Yesterday I spent some time putting up a new feeding station for our garden birds. The ones we had were I think too close to the trees that our garden backs onto, and therefore birds using them were potentially at risk from predators, cats mostly, that can use the cover to sneak up on them. The feeders themselves were also quite vulnerable to thieving squirrels . . . I don't really mind feeding the odd squirrel, but they are greedy little beggars: they consume far more than I can afford, and hang around for ages keeping the birds away.
So a swish new feeding station (complete with squirrel-proof baffle) has now been placed on an area of flagstones which I can easily keep clean (that's the theory, anyway), and stocked with sunflower kernels, peanuts, fat balls and nyger seed. And almost straight away, our garden is full of birds; it's quite remarkable. So far, I have to say, they've not spent much time on the feeders. They are still too new, I suspect. The birds know what they are, and that there's good food there, but they don't yet know how safe it will be to use them. So birds are flying by, across the garden from right to left, then back from left to right. Numbers of them have perched in our little row of blossom trees, pretending to prospect the branches for insects. Occasionally one of them will fly across very close to the new feeders, perhaps veering away at the last minute, and perhaps then perching where the old feeders used to be and looking wistfully (or so I expect) across at the new ones.
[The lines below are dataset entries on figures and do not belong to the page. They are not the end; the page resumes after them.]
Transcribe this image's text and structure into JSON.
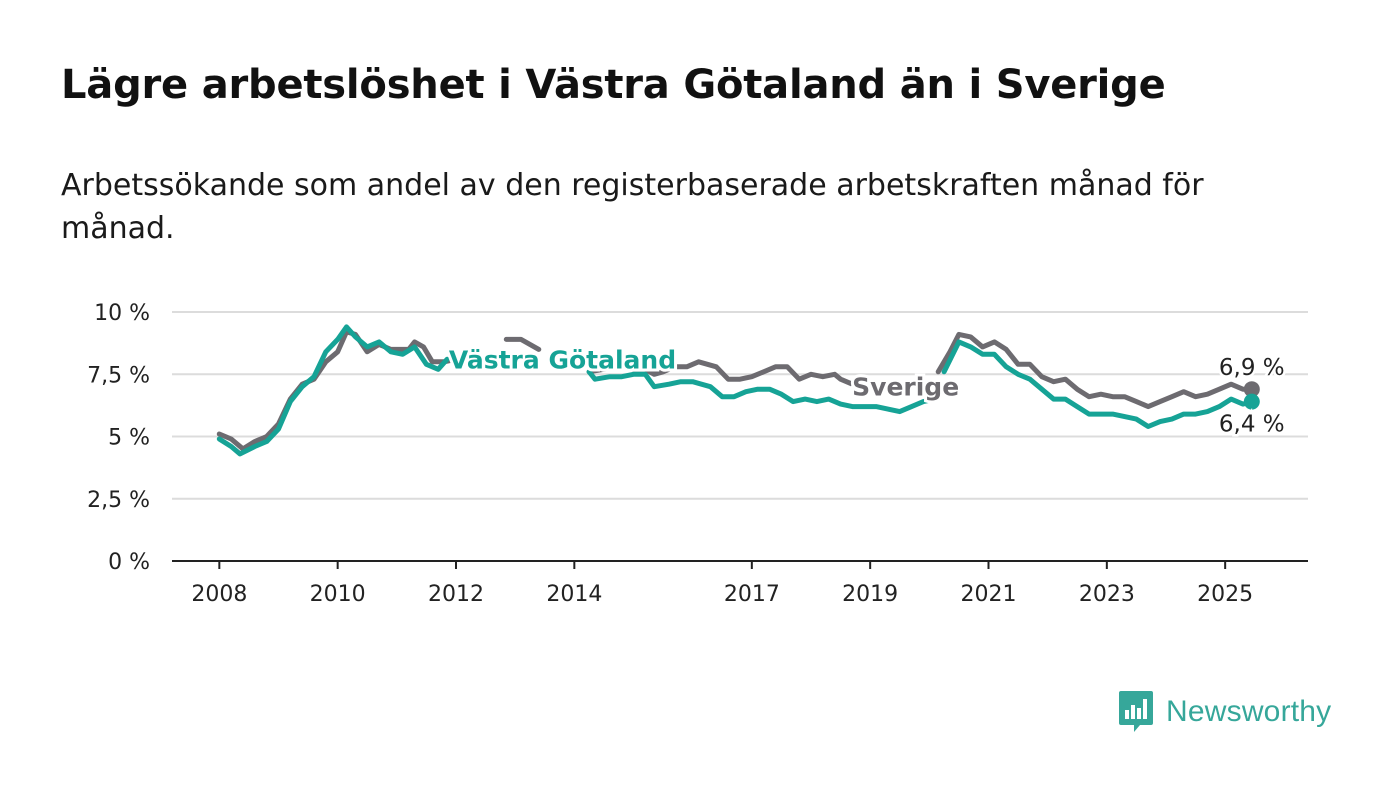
{
  "title": "Lägre arbetslöshet i Västra Götaland än i Sverige",
  "subtitle": "Arbetssökande som andel av den registerbaserade arbetskraften månad för månad.",
  "brand": {
    "name": "Newsworthy",
    "icon": "newsworthy-logo-icon",
    "color": "#36a79a"
  },
  "chart_data": {
    "type": "line",
    "title": "Lägre arbetslöshet i Västra Götaland än i Sverige",
    "subtitle": "Arbetssökande som andel av den registerbaserade arbetskraften månad för månad.",
    "xlabel": "",
    "ylabel": "",
    "ylim": [
      0,
      10
    ],
    "xlim": [
      2007.2,
      2026.4
    ],
    "yticks": [
      {
        "value": 0,
        "label": "0 %"
      },
      {
        "value": 2.5,
        "label": "2,5 %"
      },
      {
        "value": 5,
        "label": "5 %"
      },
      {
        "value": 7.5,
        "label": "7,5 %"
      },
      {
        "value": 10,
        "label": "10 %"
      }
    ],
    "xticks": [
      {
        "value": 2008,
        "label": "2008"
      },
      {
        "value": 2010,
        "label": "2010"
      },
      {
        "value": 2012,
        "label": "2012"
      },
      {
        "value": 2014,
        "label": "2014"
      },
      {
        "value": 2017,
        "label": "2017"
      },
      {
        "value": 2019,
        "label": "2019"
      },
      {
        "value": 2021,
        "label": "2021"
      },
      {
        "value": 2023,
        "label": "2023"
      },
      {
        "value": 2025,
        "label": "2025"
      }
    ],
    "grid": true,
    "legend": "inline labels",
    "series": [
      {
        "name": "Sverige",
        "color": "#6d6b70",
        "end_label": "6,9 %",
        "points": [
          [
            2008.0,
            5.1
          ],
          [
            2008.2,
            4.9
          ],
          [
            2008.4,
            4.5
          ],
          [
            2008.6,
            4.8
          ],
          [
            2008.8,
            5.0
          ],
          [
            2009.0,
            5.5
          ],
          [
            2009.2,
            6.5
          ],
          [
            2009.4,
            7.1
          ],
          [
            2009.6,
            7.3
          ],
          [
            2009.8,
            8.0
          ],
          [
            2010.0,
            8.4
          ],
          [
            2010.15,
            9.2
          ],
          [
            2010.3,
            9.1
          ],
          [
            2010.5,
            8.4
          ],
          [
            2010.7,
            8.7
          ],
          [
            2010.9,
            8.5
          ],
          [
            2011.0,
            8.5
          ],
          [
            2011.2,
            8.5
          ],
          [
            2011.3,
            8.8
          ],
          [
            2011.45,
            8.6
          ],
          [
            2011.6,
            8.0
          ],
          [
            2011.8,
            8.0
          ],
          [
            2012.0,
            8.1
          ]
        ]
      },
      {
        "name": "Sverige",
        "color": "#6d6b70",
        "points": [
          [
            2012.85,
            8.9
          ],
          [
            2013.1,
            8.9
          ],
          [
            2013.4,
            8.5
          ]
        ]
      },
      {
        "name": "Sverige",
        "color": "#6d6b70",
        "points": [
          [
            2014.25,
            7.6
          ],
          [
            2014.5,
            7.7
          ],
          [
            2014.8,
            7.8
          ],
          [
            2015.0,
            7.7
          ],
          [
            2015.2,
            7.7
          ],
          [
            2015.35,
            7.5
          ],
          [
            2015.5,
            7.6
          ],
          [
            2015.7,
            7.8
          ],
          [
            2015.9,
            7.8
          ],
          [
            2016.1,
            8.0
          ],
          [
            2016.4,
            7.8
          ],
          [
            2016.6,
            7.3
          ],
          [
            2016.8,
            7.3
          ],
          [
            2017.0,
            7.4
          ],
          [
            2017.2,
            7.6
          ],
          [
            2017.4,
            7.8
          ],
          [
            2017.6,
            7.8
          ],
          [
            2017.8,
            7.3
          ],
          [
            2018.0,
            7.5
          ],
          [
            2018.2,
            7.4
          ],
          [
            2018.4,
            7.5
          ],
          [
            2018.5,
            7.3
          ],
          [
            2018.7,
            7.1
          ],
          [
            2018.9,
            6.9
          ],
          [
            2019.0,
            7.1
          ]
        ]
      },
      {
        "name": "Sverige",
        "color": "#6d6b70",
        "points": [
          [
            2020.15,
            7.6
          ],
          [
            2020.35,
            8.4
          ],
          [
            2020.5,
            9.1
          ],
          [
            2020.7,
            9.0
          ],
          [
            2020.9,
            8.6
          ],
          [
            2021.1,
            8.8
          ],
          [
            2021.3,
            8.5
          ],
          [
            2021.5,
            7.9
          ],
          [
            2021.7,
            7.9
          ],
          [
            2021.9,
            7.4
          ],
          [
            2022.1,
            7.2
          ],
          [
            2022.3,
            7.3
          ],
          [
            2022.5,
            6.9
          ],
          [
            2022.7,
            6.6
          ],
          [
            2022.9,
            6.7
          ],
          [
            2023.1,
            6.6
          ],
          [
            2023.3,
            6.6
          ],
          [
            2023.5,
            6.4
          ],
          [
            2023.7,
            6.2
          ],
          [
            2023.9,
            6.4
          ],
          [
            2024.1,
            6.6
          ],
          [
            2024.3,
            6.8
          ],
          [
            2024.5,
            6.6
          ],
          [
            2024.7,
            6.7
          ],
          [
            2024.9,
            6.9
          ],
          [
            2025.1,
            7.1
          ],
          [
            2025.3,
            6.9
          ],
          [
            2025.45,
            6.9
          ]
        ]
      },
      {
        "name": "Västra Götaland",
        "color": "#16a396",
        "end_label": "6,4 %",
        "points": [
          [
            2008.0,
            4.9
          ],
          [
            2008.2,
            4.6
          ],
          [
            2008.35,
            4.3
          ],
          [
            2008.6,
            4.6
          ],
          [
            2008.8,
            4.8
          ],
          [
            2009.0,
            5.3
          ],
          [
            2009.2,
            6.4
          ],
          [
            2009.4,
            7.0
          ],
          [
            2009.6,
            7.4
          ],
          [
            2009.8,
            8.4
          ],
          [
            2010.0,
            8.9
          ],
          [
            2010.15,
            9.4
          ],
          [
            2010.3,
            9.0
          ],
          [
            2010.5,
            8.6
          ],
          [
            2010.7,
            8.8
          ],
          [
            2010.9,
            8.4
          ],
          [
            2011.1,
            8.3
          ],
          [
            2011.3,
            8.6
          ],
          [
            2011.5,
            7.9
          ],
          [
            2011.7,
            7.7
          ],
          [
            2011.85,
            8.1
          ]
        ]
      },
      {
        "name": "Västra Götaland",
        "color": "#16a396",
        "points": [
          [
            2014.25,
            7.6
          ],
          [
            2014.35,
            7.3
          ],
          [
            2014.6,
            7.4
          ],
          [
            2014.8,
            7.4
          ],
          [
            2015.0,
            7.5
          ],
          [
            2015.2,
            7.5
          ],
          [
            2015.35,
            7.0
          ],
          [
            2015.6,
            7.1
          ],
          [
            2015.8,
            7.2
          ],
          [
            2016.0,
            7.2
          ],
          [
            2016.3,
            7.0
          ],
          [
            2016.5,
            6.6
          ],
          [
            2016.7,
            6.6
          ],
          [
            2016.9,
            6.8
          ],
          [
            2017.1,
            6.9
          ],
          [
            2017.3,
            6.9
          ],
          [
            2017.5,
            6.7
          ],
          [
            2017.7,
            6.4
          ],
          [
            2017.9,
            6.5
          ],
          [
            2018.1,
            6.4
          ],
          [
            2018.3,
            6.5
          ],
          [
            2018.5,
            6.3
          ],
          [
            2018.7,
            6.2
          ],
          [
            2018.9,
            6.2
          ],
          [
            2019.1,
            6.2
          ],
          [
            2019.3,
            6.1
          ],
          [
            2019.5,
            6.0
          ],
          [
            2019.7,
            6.2
          ],
          [
            2019.9,
            6.4
          ],
          [
            2020.1,
            6.5
          ]
        ]
      },
      {
        "name": "Västra Götaland",
        "color": "#16a396",
        "points": [
          [
            2020.25,
            7.6
          ],
          [
            2020.5,
            8.8
          ],
          [
            2020.7,
            8.6
          ],
          [
            2020.9,
            8.3
          ],
          [
            2021.1,
            8.3
          ],
          [
            2021.3,
            7.8
          ],
          [
            2021.5,
            7.5
          ],
          [
            2021.7,
            7.3
          ],
          [
            2021.9,
            6.9
          ],
          [
            2022.1,
            6.5
          ],
          [
            2022.3,
            6.5
          ],
          [
            2022.5,
            6.2
          ],
          [
            2022.7,
            5.9
          ],
          [
            2022.9,
            5.9
          ],
          [
            2023.1,
            5.9
          ],
          [
            2023.3,
            5.8
          ],
          [
            2023.5,
            5.7
          ],
          [
            2023.7,
            5.4
          ],
          [
            2023.9,
            5.6
          ],
          [
            2024.1,
            5.7
          ],
          [
            2024.3,
            5.9
          ],
          [
            2024.5,
            5.9
          ],
          [
            2024.7,
            6.0
          ],
          [
            2024.9,
            6.2
          ],
          [
            2025.1,
            6.5
          ],
          [
            2025.3,
            6.3
          ],
          [
            2025.45,
            6.4
          ]
        ]
      }
    ],
    "end_points": [
      {
        "series": "Sverige",
        "x": 2025.45,
        "y": 6.9,
        "label": "6,9 %",
        "color": "#6d6b70"
      },
      {
        "series": "Västra Götaland",
        "x": 2025.45,
        "y": 6.4,
        "label": "6,4 %",
        "color": "#16a396"
      }
    ],
    "inline_labels": [
      {
        "text": "Västra Götaland",
        "x": 2013.8,
        "y": 8.1,
        "color": "#16a396"
      },
      {
        "text": "Sverige",
        "x": 2019.6,
        "y": 7.0,
        "color": "#6d6b70"
      }
    ]
  }
}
In other words, birds are just like us. We too hang around waiting for someone else to take a lead, hoping that someone else will take the risk of trying it first, whatever "it" may be. I don't want it to be me that looks the fool, I don't want it to be me that gets caught. Mind you, once someone does take the lead, the rest of us soon enough follow - and I'm sure it will be just like that in our garden too. I'm not one of life's trailblazers, much as I might like to be; but I do thank God very sincerely that such people exist, for so much in human progress has depended on the one person who dared to take the risk, while ninety-nine others were just hanging around and dithering.